An engraving of the Sagamore is shown in this issue of the Democrat. This, one of the best hotels in Eastern Oregon, was erected by J. B. Griswold last season, and opened under the present management October 1st. The building is well arranged and very commodious, consisting of forty-four rooms, with elegant verandas surrounding it, giving it the homelike appearance an inspection of its interior discloses. The main office is well arranged, supplied as it is with a number of conveniences for guests, including all the leading periodicals and magazines. The baggage room opens off the private office in such a manner that the loss of a piece of baggage cannot possibly occur.

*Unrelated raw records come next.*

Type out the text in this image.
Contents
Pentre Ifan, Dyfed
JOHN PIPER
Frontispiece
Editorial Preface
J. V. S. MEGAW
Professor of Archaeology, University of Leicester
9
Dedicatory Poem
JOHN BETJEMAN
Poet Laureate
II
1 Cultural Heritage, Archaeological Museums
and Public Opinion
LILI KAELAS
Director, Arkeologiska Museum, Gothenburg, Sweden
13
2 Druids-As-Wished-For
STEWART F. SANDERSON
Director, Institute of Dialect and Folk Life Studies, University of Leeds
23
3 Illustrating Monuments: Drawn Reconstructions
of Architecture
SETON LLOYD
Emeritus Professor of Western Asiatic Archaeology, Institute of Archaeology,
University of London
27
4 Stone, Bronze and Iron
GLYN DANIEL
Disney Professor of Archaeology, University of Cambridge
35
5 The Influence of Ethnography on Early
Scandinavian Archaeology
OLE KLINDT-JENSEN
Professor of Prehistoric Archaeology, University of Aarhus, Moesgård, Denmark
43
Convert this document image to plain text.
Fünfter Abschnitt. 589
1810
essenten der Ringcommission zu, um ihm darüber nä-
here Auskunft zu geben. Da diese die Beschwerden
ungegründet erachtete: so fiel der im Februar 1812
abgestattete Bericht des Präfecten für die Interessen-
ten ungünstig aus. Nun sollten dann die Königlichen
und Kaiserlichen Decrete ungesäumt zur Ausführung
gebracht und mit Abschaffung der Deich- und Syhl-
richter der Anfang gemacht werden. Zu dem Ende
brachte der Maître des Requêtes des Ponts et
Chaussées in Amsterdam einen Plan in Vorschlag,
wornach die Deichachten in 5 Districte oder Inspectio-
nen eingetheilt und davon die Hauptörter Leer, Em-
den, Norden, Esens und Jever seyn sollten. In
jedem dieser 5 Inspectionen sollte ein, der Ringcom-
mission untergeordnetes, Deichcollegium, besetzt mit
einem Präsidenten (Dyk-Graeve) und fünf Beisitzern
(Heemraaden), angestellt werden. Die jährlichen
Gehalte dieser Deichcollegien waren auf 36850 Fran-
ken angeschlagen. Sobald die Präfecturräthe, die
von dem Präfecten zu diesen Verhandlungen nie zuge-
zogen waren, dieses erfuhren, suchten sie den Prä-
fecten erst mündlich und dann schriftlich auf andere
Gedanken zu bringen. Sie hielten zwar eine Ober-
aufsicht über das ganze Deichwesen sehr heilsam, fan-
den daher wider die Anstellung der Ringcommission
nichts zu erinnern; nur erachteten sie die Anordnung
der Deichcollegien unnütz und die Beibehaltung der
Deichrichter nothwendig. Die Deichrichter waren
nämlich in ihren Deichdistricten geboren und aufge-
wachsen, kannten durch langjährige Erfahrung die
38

The writing room, which opens to the right of the main hall, is very nice a person being enabled to enjoy quietude while attending to their correspondence. The dining room is on the ground floor, and is furnished in a tasty and elegant manner, and he table is supplied with all the markets afford.
The universal opinion of the traveling public is that the best meals in Eastern Oregon are served here. The kitchen is neat, clean and well ventilated, to a much greater degree than usually found in a hotel. In the basement are located the commercial sample rooms, vegetable and fruit rooms, and what is beyond doubt one of the finest cold storage plants in the city. In this are hanging the juicy roasts and steaks which contribute to retain the reputation earned by their predecessors. The second floor is devoted to bed rooms, parlor, bath rooms, with the third floor as a repetition, find the fourth floor likewise. So expense has been spared in costly furnishing the house, and the patronage it enjoys has well paid for it. S. R Reeves, the proprietor, is a hotel man of many years experience, gained in leading hostelries in La Grande. Moscow and Portland. His wife ably assists him and since their arrival here they have made a host of friends.